Estos hechos sucedieron en tiempos de Miguel Alemán. Que por cierto años más tarde, ya siendo expresidente, durante una fiesta en que coincidieron lado a lado con García Valseca, le confesó en corto con lo francote y dicharachero que era Alemán: mire don José, a Betancourt yo ya había decidido derrocarlo por rata; pero usted lo atacó tan duro, que me vi en la necesidad de sostenerlo. Políticamente no era bueno para mi gobierno, que la prensa y la oposición agarraran tanta fuerza.
Como quiera que sea, ya era tiempo que pararan en seco al majadero y corrompido Noroña. Este bufón sinvergüenza, especialista en protestas y disturbios en actos oficiales, le tocó tragarse una sopa de su propio chocolate. La confrontación que tuvo con otro legislador en el Senado de la República, lo desenmascaró, saliendo a relucir lo que realmente es, una gallina correlona. Ante el asedio y manotazos que le propinaron, claramente se le pudo observar la cara de miedo que llevaba en su huida.

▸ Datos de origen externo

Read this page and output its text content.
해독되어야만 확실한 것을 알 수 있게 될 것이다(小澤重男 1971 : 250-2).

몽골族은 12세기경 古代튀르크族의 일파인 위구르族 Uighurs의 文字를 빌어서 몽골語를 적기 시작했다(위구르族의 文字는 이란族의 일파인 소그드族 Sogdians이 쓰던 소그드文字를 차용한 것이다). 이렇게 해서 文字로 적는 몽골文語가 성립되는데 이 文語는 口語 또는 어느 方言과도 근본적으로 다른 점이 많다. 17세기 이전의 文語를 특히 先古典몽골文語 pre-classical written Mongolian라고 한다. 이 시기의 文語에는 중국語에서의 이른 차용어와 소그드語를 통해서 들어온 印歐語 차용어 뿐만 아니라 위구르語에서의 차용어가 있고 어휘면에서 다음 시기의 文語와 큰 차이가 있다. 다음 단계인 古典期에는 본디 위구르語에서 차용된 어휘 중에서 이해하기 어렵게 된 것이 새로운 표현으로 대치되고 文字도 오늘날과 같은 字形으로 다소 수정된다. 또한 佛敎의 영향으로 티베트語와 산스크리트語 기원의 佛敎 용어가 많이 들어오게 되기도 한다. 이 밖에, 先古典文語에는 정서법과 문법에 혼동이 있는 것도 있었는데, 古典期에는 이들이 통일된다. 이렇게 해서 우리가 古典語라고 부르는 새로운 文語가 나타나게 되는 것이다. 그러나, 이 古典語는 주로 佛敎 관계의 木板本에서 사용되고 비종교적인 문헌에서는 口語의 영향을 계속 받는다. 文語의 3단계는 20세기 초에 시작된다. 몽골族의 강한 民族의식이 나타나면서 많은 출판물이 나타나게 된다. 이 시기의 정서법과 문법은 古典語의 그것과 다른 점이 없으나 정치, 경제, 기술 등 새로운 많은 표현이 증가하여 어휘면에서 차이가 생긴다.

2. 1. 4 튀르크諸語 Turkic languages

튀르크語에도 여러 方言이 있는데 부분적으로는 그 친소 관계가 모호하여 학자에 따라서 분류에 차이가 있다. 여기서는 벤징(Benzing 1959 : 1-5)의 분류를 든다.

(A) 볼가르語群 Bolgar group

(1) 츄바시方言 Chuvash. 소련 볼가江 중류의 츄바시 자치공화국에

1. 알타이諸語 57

No tuvo las agallas de toparle al contrincante que había ofendido, en el justo momento que tenía que sacar su supuesta valentía, en sacar el pecho por defender su honor; obvio ni una brizna de honorabilidad tiene. Lo suyo es quejarse hasta de lo que no se traga, hasta del aire alitosico que resuella. Hábil como pocos para la ofensa verbal, resultó rajón y salió corriendo.

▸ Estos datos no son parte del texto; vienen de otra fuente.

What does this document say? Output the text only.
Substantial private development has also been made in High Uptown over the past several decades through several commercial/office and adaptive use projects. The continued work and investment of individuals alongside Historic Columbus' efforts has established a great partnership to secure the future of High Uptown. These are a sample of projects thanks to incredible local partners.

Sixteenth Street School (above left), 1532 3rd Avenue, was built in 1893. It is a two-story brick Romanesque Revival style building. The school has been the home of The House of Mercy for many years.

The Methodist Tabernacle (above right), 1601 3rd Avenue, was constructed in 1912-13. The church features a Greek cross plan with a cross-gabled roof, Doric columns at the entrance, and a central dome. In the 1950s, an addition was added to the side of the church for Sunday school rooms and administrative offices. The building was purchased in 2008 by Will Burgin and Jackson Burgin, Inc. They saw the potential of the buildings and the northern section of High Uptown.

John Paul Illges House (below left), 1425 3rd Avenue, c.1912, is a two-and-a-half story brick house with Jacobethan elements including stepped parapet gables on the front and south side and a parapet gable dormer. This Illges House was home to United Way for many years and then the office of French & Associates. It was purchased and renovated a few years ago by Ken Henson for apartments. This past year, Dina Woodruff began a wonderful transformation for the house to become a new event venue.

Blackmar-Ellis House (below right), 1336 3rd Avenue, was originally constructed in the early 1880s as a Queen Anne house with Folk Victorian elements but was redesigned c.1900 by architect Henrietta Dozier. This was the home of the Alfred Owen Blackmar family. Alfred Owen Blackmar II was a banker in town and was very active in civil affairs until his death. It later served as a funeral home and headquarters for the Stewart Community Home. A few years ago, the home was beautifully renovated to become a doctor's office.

Por el puesto que tenía, por obligación era deber conducirse con institucionalidad y respeto con la oposición. Pa’acabarla de amolar en Tepoztlán Morelos por estos mismos días, se le hizo bolas el engrudo por andar presumiendo una millonaria mansión que compró. Los lugareños ya le hicieron plantón, no lo quieren; como tampoco lo quieren sus propios correligionarios, a tal grado que lo corrieron de una asamblea de su partido.
Sin embargo la presidenta salió en su defensa, muy probablemente con el mismo sentido que el presidente Alemán hizo con el gobernador Betancourt. La razón es, para no darle más fuerza a la oposición y a la prensa libre, en aquel tiempo como ahora se ven en la necesidad de sostener a una rata. Para la administración claudista, rescatarlo es el menor de los males. . . Todavía le puede servir.